Вдруг небо стало быстро темнеть. За несколько минут надвинулась ночь, черная и непроглядная, как до сотворения мира. Он машинально продолжал идти вперед, но внезапно почувствовал какое-то препятствие справа и в ту же минуту, оглушенный громким собачьим лаем, бросился влево — прямо в колючий куст. Выходит, сбился с тропы. Нельзя было понять, приближаются ли, заливаясь неистовым лаем, невидимые собаки или беснуются где-то на привязи; невольно отступая, пятясь в полной темноте вниз, забирая слегка влево, он вынул на всякий случай свой большой охотничий нож и раскрыл его. Вдали послышались человеческие голоса, видимо, это были пастухи со своими собаками, а может быть, слишком близко подошел к заночевавшей отаре; или это шли пограничники с овчарками; но, оттесняя оба вполне возможных варианта, в его голове неотступно вертелся еще один, абсурдный: это разбойники, кровожадные злодеи, потомки какого-нибудь Абрек-Заура, шныряют по горным лесам, подкарауливают, заманивают в ловушку одиноких путников.

Почувствовав снова твердую почву под ногами, он остановился. Собачий лай утихал вдали. Болван, выругал он себя, утирая пот со лба. Только такой болван, как ты, мог пуститься в подобную авантюру.

Черт меня дернул, думал он. Ни один осел, кроме меня, не согласился участвовать в этой затее. Почему, собственно, я должен отдуваться за всех? Как будто только я один почему-то обязан. Другие могут делать, что  х о т я т. Только я не могу, почему-то я всегда делаю то, что  д о л ж е н. Почему? Он злился, но знал, что ничего не изменится, что он всегда будет стремиться туда, где трудно, даже понимая, что заработает лишь шишку на лбу.
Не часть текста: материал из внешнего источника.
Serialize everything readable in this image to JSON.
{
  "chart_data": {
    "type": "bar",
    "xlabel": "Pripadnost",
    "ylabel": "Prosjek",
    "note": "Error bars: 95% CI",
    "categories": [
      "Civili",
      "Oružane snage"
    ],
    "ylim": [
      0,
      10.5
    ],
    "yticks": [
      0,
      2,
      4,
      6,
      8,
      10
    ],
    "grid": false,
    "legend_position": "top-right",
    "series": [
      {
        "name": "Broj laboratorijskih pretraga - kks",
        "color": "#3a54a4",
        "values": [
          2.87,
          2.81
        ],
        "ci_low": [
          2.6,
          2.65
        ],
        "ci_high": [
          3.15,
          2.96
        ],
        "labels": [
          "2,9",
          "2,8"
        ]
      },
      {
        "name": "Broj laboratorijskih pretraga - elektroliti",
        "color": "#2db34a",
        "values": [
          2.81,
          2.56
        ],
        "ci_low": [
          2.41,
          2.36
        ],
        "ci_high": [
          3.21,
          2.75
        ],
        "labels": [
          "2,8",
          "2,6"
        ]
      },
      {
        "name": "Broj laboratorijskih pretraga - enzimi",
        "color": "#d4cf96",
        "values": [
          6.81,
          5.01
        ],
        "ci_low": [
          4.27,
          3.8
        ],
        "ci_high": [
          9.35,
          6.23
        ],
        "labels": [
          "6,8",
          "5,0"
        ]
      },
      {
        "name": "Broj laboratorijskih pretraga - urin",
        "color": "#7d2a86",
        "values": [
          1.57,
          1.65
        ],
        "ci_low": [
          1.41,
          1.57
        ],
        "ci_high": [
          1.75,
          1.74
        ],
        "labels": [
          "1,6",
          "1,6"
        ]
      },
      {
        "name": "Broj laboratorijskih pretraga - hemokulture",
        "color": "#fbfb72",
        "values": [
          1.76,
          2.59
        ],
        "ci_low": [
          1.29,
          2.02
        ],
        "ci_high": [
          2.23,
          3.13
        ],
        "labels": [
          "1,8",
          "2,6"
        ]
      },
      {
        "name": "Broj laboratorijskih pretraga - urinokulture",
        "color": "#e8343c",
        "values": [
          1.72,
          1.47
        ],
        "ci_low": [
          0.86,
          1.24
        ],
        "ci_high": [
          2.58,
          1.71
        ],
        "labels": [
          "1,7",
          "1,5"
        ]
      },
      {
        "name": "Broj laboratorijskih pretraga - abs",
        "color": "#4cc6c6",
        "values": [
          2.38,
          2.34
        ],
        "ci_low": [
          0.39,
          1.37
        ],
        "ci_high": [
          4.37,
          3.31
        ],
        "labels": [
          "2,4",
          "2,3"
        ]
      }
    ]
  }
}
Такие размышления не поколебали, однако, решимости двигаться дальше к цели, его глаза привыкли к темноте, и он уже мог, пусть неясно, разглядеть кое-что вблизи, а взглянув вверх, увидел над собой усыпанное большими яркими звездами небо, немножко иное здесь, на юге, чем он привык видеть. Все же ему удалось довольно быстро отыскать Большую Медведицу и, проведя прямую через две ее крайних звезды, определить северное направление, хотя Полярная звезда, стоящая здесь гораздо ниже, чем в его родном Свердловске, пряталась за горным хребтом.